Sin duda alguna la conducción de Víctor Antonio Carrancá Bourguet como titular de la Fiscalía General del Estado (FGE) ha colocado al estado de Puebla en el más alto riesgo por el alto índice de delitos que se cometen en la entidad y del cual el funcionario parece no darse cuenta, a juzgar por lo que expresó en su comparecencia ayer, ante el pleno del Congreso local.

En efecto, que el servidor público reconozca 77 feminicidios durante 2017 –aunque las organizaciones especializadas hayan establecido esa funesta cifra en 112- y que se haya tardado siete años en admitir la actividad del crimen organizado en Puebla, solo pude considerarse un acto de cinismo descarado o bien, la ignorancia e insensibilidad absoluta sobre un tema tan sensible para la sociedad como es la inseguridad.
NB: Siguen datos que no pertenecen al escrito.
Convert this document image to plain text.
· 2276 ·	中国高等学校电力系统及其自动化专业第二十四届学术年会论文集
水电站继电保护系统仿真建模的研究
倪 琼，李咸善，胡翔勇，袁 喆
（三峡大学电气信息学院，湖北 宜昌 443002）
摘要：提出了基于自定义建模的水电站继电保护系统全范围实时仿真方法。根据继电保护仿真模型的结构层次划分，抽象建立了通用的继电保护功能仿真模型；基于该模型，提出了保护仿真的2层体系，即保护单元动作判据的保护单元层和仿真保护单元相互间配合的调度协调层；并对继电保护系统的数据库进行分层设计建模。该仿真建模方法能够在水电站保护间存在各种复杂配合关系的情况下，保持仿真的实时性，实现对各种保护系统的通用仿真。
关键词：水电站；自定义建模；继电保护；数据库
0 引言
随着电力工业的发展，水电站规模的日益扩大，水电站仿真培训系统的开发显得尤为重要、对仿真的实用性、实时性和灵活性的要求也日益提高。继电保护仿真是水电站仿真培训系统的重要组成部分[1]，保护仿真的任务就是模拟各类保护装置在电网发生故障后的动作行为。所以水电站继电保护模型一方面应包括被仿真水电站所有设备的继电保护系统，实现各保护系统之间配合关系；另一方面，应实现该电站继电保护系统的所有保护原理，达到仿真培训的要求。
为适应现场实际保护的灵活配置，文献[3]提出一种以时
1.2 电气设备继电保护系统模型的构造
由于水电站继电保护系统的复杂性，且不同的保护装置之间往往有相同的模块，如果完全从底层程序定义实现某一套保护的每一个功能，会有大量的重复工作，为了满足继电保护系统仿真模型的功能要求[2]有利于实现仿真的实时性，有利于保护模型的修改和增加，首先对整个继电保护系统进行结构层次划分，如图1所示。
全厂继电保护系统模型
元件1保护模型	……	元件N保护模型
A lo largo del sexenio pasado, Víctor Antonio Carrancá Bourguet hizo de la Fiscalía General del Estado no un instrumento de procuración de justicia, sino todo lo contrario: un organismo dedicado a fabricar delitos para emprender persecuciones en contra de críticos, disidentes y opositores del ex gobernador Rafael Moreno Valle Rosas, amén de falsear investigaciones como en el caso del asesinato del niño de San Bernardino Chalchihuapan, José Luis Alberto Tehuatlíe Tamayo.


Por si fuera poco, en fechas recientes ha emergido la sospecha de que la FGE solo encuentra a culpables de homicidios, cuando se le presiona políticamente, como sucedió en el caso del edil de Huitzilan de Serdán, Manuel Hernández Pasión.